A Senate vote Tuesday teed up the latest version of Congress’ effort to fund domestic chip manufacturing for final approval Wednesday morning and likely, though not certain, House passage by the weekend.
Yes, but: Congress has been deadlocked on this issue for over a year now, and has only reached this point after intense lobbying and by prioritizing the chips bill over many other proposals — including virtually all of those that involve the tech world.
The big picture: Time was, passing bills that spend money to support domestic manufacturing was an easy lift for Congress. Today, it requires a year of Herculean effort.
- Meanwhile, a legion of other tech-related proposals and bills are essentially stuck on hold at a moment when Congress is about to go on recess. When lawmakers return, we’ll be in the midterm election season — when Congress has rarely gotten much done, even before it was so bitterly divided.
Our thought bubble: At this rate, we can expect each two-year sitting of Congress to advance at most a single tech-related law. Choose wisely!

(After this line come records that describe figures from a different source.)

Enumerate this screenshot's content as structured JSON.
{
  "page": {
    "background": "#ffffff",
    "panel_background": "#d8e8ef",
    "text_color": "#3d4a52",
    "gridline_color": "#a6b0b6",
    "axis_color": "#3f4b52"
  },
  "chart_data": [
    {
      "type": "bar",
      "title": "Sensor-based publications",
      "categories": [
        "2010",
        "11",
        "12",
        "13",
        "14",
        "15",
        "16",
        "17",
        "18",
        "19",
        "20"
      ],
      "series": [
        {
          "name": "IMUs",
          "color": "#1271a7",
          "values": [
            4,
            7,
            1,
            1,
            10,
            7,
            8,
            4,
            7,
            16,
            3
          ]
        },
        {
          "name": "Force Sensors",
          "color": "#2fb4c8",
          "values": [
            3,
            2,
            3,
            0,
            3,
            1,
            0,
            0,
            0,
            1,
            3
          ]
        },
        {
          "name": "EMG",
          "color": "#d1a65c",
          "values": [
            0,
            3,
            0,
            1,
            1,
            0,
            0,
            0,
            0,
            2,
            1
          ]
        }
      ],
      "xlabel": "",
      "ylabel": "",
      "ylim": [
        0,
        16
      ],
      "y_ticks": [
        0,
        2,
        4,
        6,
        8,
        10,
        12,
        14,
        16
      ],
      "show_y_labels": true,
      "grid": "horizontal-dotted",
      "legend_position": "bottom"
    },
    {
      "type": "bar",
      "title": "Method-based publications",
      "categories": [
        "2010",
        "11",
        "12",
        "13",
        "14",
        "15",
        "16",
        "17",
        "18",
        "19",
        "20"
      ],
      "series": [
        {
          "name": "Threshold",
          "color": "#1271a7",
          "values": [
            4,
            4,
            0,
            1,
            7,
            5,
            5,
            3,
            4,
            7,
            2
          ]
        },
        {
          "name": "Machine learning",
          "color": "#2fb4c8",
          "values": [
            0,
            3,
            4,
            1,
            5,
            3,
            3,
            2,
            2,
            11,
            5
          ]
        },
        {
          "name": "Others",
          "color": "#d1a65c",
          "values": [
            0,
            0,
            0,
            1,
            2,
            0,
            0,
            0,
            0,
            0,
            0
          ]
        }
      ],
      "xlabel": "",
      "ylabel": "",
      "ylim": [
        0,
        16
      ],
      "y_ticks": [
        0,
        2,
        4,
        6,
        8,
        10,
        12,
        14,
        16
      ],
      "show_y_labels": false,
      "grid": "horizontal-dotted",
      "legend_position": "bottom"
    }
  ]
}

Here’s what’s in the Senate version of the bill:
- $52.7 billion for chip manufacturing, research and production, including $2 billion for legacy chip production — those essential to the auto industry and the military.
- a 25% tax credit for investments in semiconductor manufacturing, worth about $24 billion.
- $1.5 billion for the development of open-architecture, software-based wireless technologies, known as ORAN, that’s meant to reduce reliance on foreign telecommunications equipment.
The bill also authorizes roughly $200 billion for scientific research, but doesn’t actually appropriate the funds, so the spending will require further action from Congress. The authorizations include:
- $81 billion for the National Science Foundation, to be used in part for a Directorate for Technology, Innovation and Partnerships meant to expand NSF to also fund applied research and commercialization efforts.
- The NSF authorization is also meant to help bolster the STEM workforce, including establishing an artificial intelligence scholarship-for-service program.
- Separately, the bill authorizes $50 billion for the Department of Energy’s Office of Science.
What’s next: If the Senate passes the bill, it’s over to the House, which is scheduled to leave for its August recess after Friday.